= Lock Up Your Daughters (1959 film) =

1959 film by Phil Rosen

Lock Up Your Daughters is a 1959 British horror film starring Bela Lugosi as narrator. The film was produced by E.J. Fancey, using archival footage from 1940s horror films (mostly from Monogram Pictures starring Lugosi); and reportedly ran 50 minutes. Phil Rosen is credited as the film’s director. It was made in England which was the only country in which the film was ever shown. It appears to be a lost film today, sought by the BFI.

Alongside the Kinematograph Weekly review, the film was advertised in the Liverpool Echo as playing on a double bill with The Neanderthal Man. To date, no prints or press materials on the film have surfaced.

In 1950, Lugosi starred on a one-hour TV program called "Murder and Bela Lugosi" for WPIX-TV in which he was interviewed and provided commentary about a number of his old Monogram horror films, while clips from the films were shown. Historian Gary Rhodes thinks some of this "Lugosi as host" footage found its way into the 1959 British film called "Lock Up Your Daughters".

==Plot==
Details on the film’s plot are sketchy.
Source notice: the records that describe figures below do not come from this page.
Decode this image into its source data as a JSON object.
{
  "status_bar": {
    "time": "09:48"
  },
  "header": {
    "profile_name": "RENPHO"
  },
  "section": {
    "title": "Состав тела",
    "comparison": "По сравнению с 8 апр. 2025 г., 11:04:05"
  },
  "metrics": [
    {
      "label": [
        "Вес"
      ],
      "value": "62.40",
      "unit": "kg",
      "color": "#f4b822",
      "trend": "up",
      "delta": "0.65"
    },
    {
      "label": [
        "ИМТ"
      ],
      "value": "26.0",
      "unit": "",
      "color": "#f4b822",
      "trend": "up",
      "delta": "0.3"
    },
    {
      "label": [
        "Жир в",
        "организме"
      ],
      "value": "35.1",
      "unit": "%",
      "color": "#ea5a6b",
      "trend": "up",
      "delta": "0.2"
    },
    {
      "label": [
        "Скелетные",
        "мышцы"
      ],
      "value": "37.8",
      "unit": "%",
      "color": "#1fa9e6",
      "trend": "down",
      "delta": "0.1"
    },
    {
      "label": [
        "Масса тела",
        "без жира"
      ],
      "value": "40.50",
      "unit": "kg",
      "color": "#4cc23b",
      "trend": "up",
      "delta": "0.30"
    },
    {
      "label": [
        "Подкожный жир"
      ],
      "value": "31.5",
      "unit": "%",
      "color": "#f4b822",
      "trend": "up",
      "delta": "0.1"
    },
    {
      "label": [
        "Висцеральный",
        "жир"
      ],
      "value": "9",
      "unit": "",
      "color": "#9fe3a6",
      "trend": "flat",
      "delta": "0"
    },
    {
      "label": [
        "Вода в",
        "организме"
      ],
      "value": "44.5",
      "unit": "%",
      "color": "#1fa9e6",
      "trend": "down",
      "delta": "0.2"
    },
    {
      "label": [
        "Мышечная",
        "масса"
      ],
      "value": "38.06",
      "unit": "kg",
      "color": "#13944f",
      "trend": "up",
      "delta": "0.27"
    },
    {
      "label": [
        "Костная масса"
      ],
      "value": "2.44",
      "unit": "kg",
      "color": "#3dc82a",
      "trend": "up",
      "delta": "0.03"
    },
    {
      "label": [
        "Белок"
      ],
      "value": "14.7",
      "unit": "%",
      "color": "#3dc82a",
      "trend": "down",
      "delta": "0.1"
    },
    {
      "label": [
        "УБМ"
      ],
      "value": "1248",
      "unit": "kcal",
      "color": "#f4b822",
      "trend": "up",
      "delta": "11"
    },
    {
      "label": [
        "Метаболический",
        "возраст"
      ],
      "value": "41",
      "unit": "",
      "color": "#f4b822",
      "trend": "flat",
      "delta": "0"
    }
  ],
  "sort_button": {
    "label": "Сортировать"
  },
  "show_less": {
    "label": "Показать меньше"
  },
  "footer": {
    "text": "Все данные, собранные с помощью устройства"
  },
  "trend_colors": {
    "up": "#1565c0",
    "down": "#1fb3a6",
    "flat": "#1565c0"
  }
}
A 1959 review of the film that appeared in the British trade journal Kinematography Weekly claimed that Lugosi played a "vampiric doctor who experiments on young women in order to bring back to life his lovely wife." The review states the film incorporates clips from films made earlier in Lugosi’s career, with footage featuring the Bowery Boys and "some of the great favourites of yesteryear."

Other reviews of the film claim that Lugosi served as an on-screen host narrating a series of excerpts from his older films, while there are also assertions that Lock Up Your Daughters offered cash prizes for audience members who could identify the original films referenced in this production.